Last updated April 12, 2019
With electronic gadgets on the rise in Ghana, worries have been growing over the resultant crisis in the ever increasing amounts of e-waste in the country. Despite the government enacting a law to try and control the importation of such devices into Ghana and curb the electronic waste crisis, critics say that those in power do not really have the will or the desire to stop it or to take the seriousness of the need for the recycling of old cell phones and other electronic items as seriously as it needs to be.
Emmanuel Dogbevi, who is a passionate advocate against the dumping of electronic waste, is one such critic. “We have a clear and present danger, a situation that calls for immediate, urgent, calculated action, and if the government is still talking about laws, what concrete action is on the ground to address the issue?” Dogbevi asks pertinently. “It’s not evident… we need serious public education to discourage Ghanians from patronizing old electronic consumer goods. People might think initially that they’re cheap but they’re not – they’re expensive in the long run.”

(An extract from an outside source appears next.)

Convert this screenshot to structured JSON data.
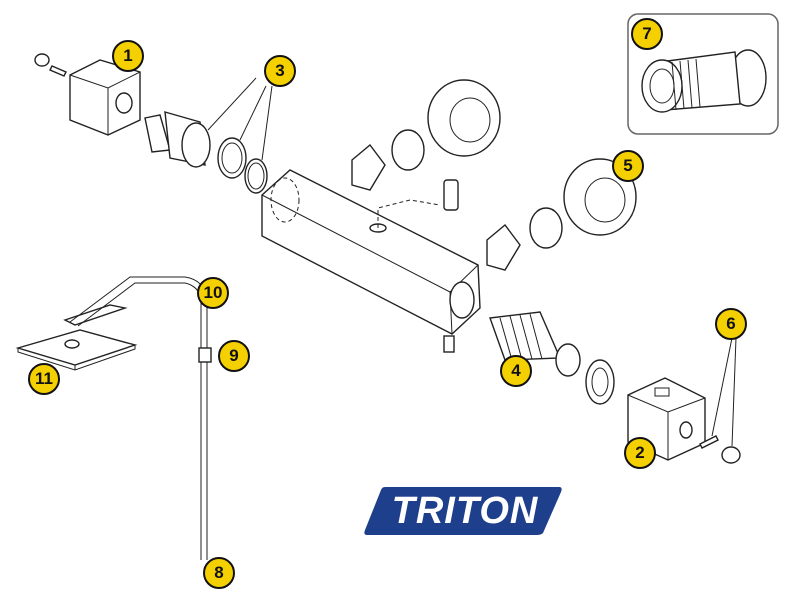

Not everyone in Ghana is in favor of the idea of a ban, with many finding the imports both inexpensive and of better quality than what are available locally, and others wanting quality checks rather than blanket bans. Others note that the government gains valuable revenue from the taxes on such imports. Dogbevi remains unconvinced however, noting “What is economic wellbeing when you don’t have an environment safe enough to exist and to have a healthy lifestyle?”